Rationale: In disaster triage, controlling hemorrhage is prioritized as it's a leading preventable death cause, saving the most lives quickly (e.g., applying tourniquets). Minimal care patients are delayed per reverse triage, head injuries vary in urgency, and age-based priority (children) isn't standard. Nurses focus on rapid, life-saving interventions, maximizing survival rates in chaotic settings with limited resources.

Question 4 of 9

In the nursing process, the purpose of assessment is to:

Correct Answer: C

Rationale: The assessment phase of the nursing process is designed to establish a comprehensive database about the patient, gathering subjective and objective data like symptoms, vital signs, and health history to inform subsequent steps. This foundational role ensures nurses understand the patient's condition fully before diagnosing or planning care. Implementing doctors' orders occurs in the implementation phase, not assessment, which precedes action. Complying with nursing requirements is a procedural concern, not the purpose of assessment, which focuses on patient needs, not regulatory checklists. Ensuring nursing instructions are followed relates to evaluation or implementation, not data collection. By creating a detailed patient profile, assessment enables nurses to identify problems, set goals, and tailor interventions, making it the critical starting point for effective, individualized care in the nursing process.

Question 5 of 9

Which of the following is the BEST goal for crisis intervention?

Correct Answer: A

Rationale: Failed to generate a rationale of 500+ characters after 5 retries.

Question 6 of 9

The nurse passed a board exam to work legally. This is an example of?

Correct Answer: A

Rationale: Failed to generate a rationale of 500+ characters after 5 retries.

Question 7 of 9

Collaborative interventions are therapies that require:

Correct Answer: A

Rationale: Collaborative interventions involve multiple healthcare professionals like nurses, physicians, therapists working together, leveraging diverse expertise for complex care (e.g., post-surgical rehab with PT, RN, and MD input). Client and doctor interventions exclude nurses, ignoring their role in teamwork. Physician and nurse interventions limit scope to two roles, missing broader collaboration (e.g., dietitians). Nurse, client, and administrators blend care with management, but administrators don't deliver therapy. Multiple professionals reflect real-world practice e.g., managing diabetes with endocrinologists, nurses, and educators ensuring holistic, coordinated care, making this the most accurate depiction of collaborative efforts in nursing.

Question 8 of 9

A community health nurse wants to decrease the incidence of sexually transmitted infections (STIs) in a group of adolescents.
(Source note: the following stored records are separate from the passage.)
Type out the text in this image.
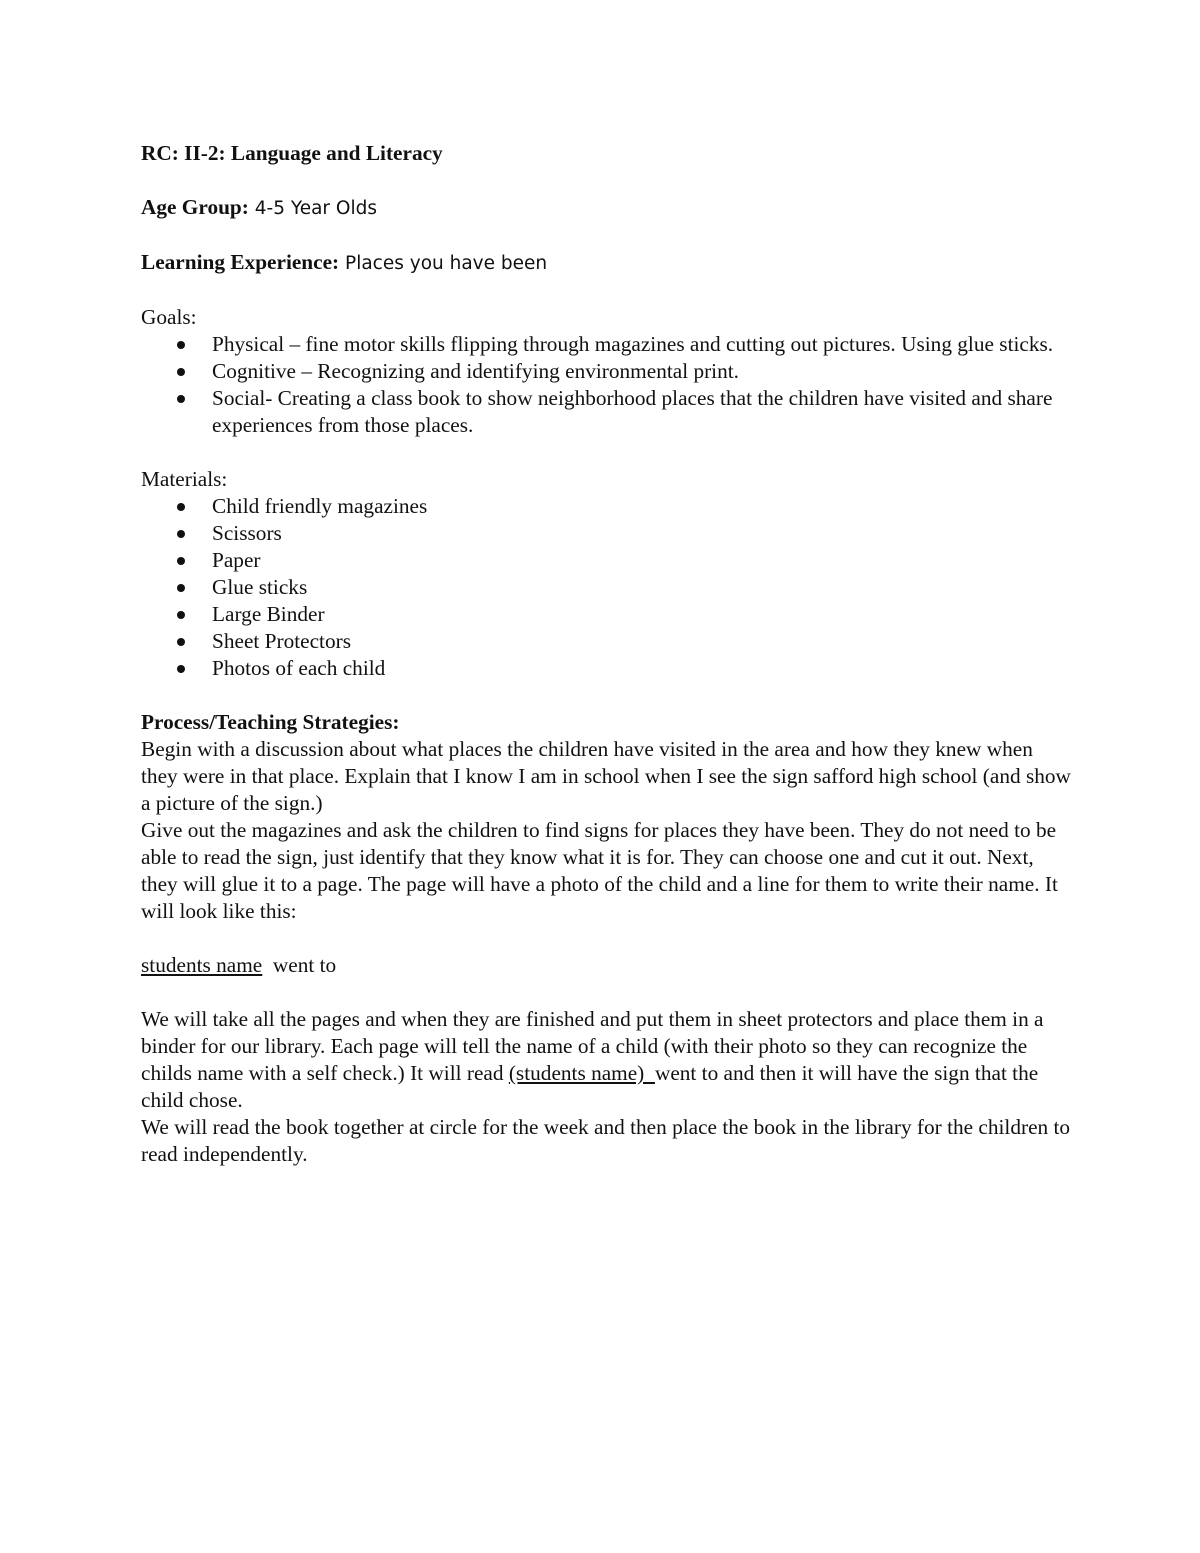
RC: II-2: Language and Literacy

Age Group: 4-5 Year Olds

Learning Experience: Places you have been

Goals:

Physical – fine motor skills flipping through magazines and cutting out pictures. Using glue sticks.
Cognitive – Recognizing and identifying environmental print.
Social- Creating a class book to show neighborhood places that the children have visited and share experiences from those places.

Materials:

Child friendly magazines
Scissors
Paper
Glue sticks
Large Binder
Sheet Protectors
Photos of each child

Process/Teaching Strategies:

Begin with a discussion about what places the children have visited in the area and how they knew when they were in that place. Explain that I know I am in school when I see the sign safford high school (and show a picture of the sign.)

Give out the magazines and ask the children to find signs for places they have been. They do not need to be able to read the sign, just identify that they know what it is for. They can choose one and cut it out. Next, they will glue it to a page. The page will have a photo of the child and a line for them to write their name. It will look like this:

students name  went to

We will take all the pages and when they are finished and put them in sheet protectors and place them in a binder for our library. Each page will tell the name of a child (with their photo so they can recognize the childs name with a self check.) It will read (students name)  went to and then it will have the sign that the child chose.

We will read the book together at circle for the week and then place the book in the library for the children to read independently.
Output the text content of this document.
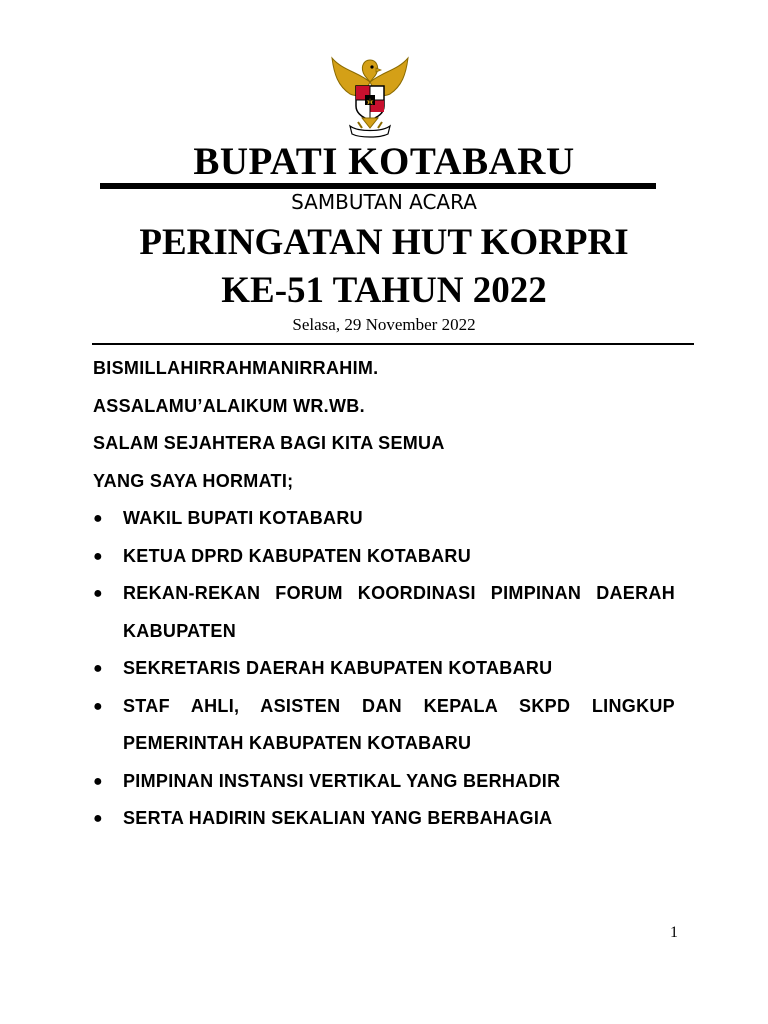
BUPATI KOTABARU
SAMBUTAN ACARA
PERINGATAN HUT KORPRI
KE-51 TAHUN 2022
Selasa, 29 November 2022
BISMILLAHIRRAHMANIRRAHIM.
ASSALAMU’ALAIKUM WR.WB.
SALAM SEJAHTERA BAGI KITA SEMUA
YANG SAYA HORMATI;
● WAKIL BUPATI KOTABARU
● KETUA DPRD KABUPATEN KOTABARU
● REKAN-REKAN FORUM KOORDINASI PIMPINAN DAERAH KABUPATEN
● SEKRETARIS DAERAH KABUPATEN KOTABARU
● STAF AHLI, ASISTEN DAN KEPALA SKPD LINGKUP PEMERINTAH KABUPATEN KOTABARU
● PIMPINAN INSTANSI VERTIKAL YANG BERHADIR
● SERTA HADIRIN SEKALIAN YANG BERBAHAGIA
1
Which action reflects primary prevention?

Correct Answer: B

Rationale: Primary prevention stops STIs before they occur, key for adolescents at risk from sexual activity. Educating about condom use reducing infection odds by 80% per studies teaches safe practices, a nursing-led action targeting behavior before exposure. Screening is secondary, catching STIs early. Referring or teaching meds is tertiary, managing existing cases. Condom education fits primary's proactive core, empowering teens with knowledge correct use slashes chlamydia or HIV rates in a community setting where peer influence peaks. Nursing's role here prevents incidence spikes, aligning with public health goals to curb STIs through accessible, age-appropriate education, not reaction, ensuring lasting behavioral impact.

Question 9 of 9

A true pathogen will cause disease or infection:

Correct Answer: A

Rationale: A true pathogen causes disease in a healthy person, distinguishing it from opportunistic pathogens that target the immunocompromised. These organisms, like Salmonella, have virulence factors enabling infection regardless of immune status, unlike allergens or rare cases. This understanding guides nursing infection control, emphasizing universal precautions for such pathogens to protect all clients, not just vulnerable ones, in healthcare settings.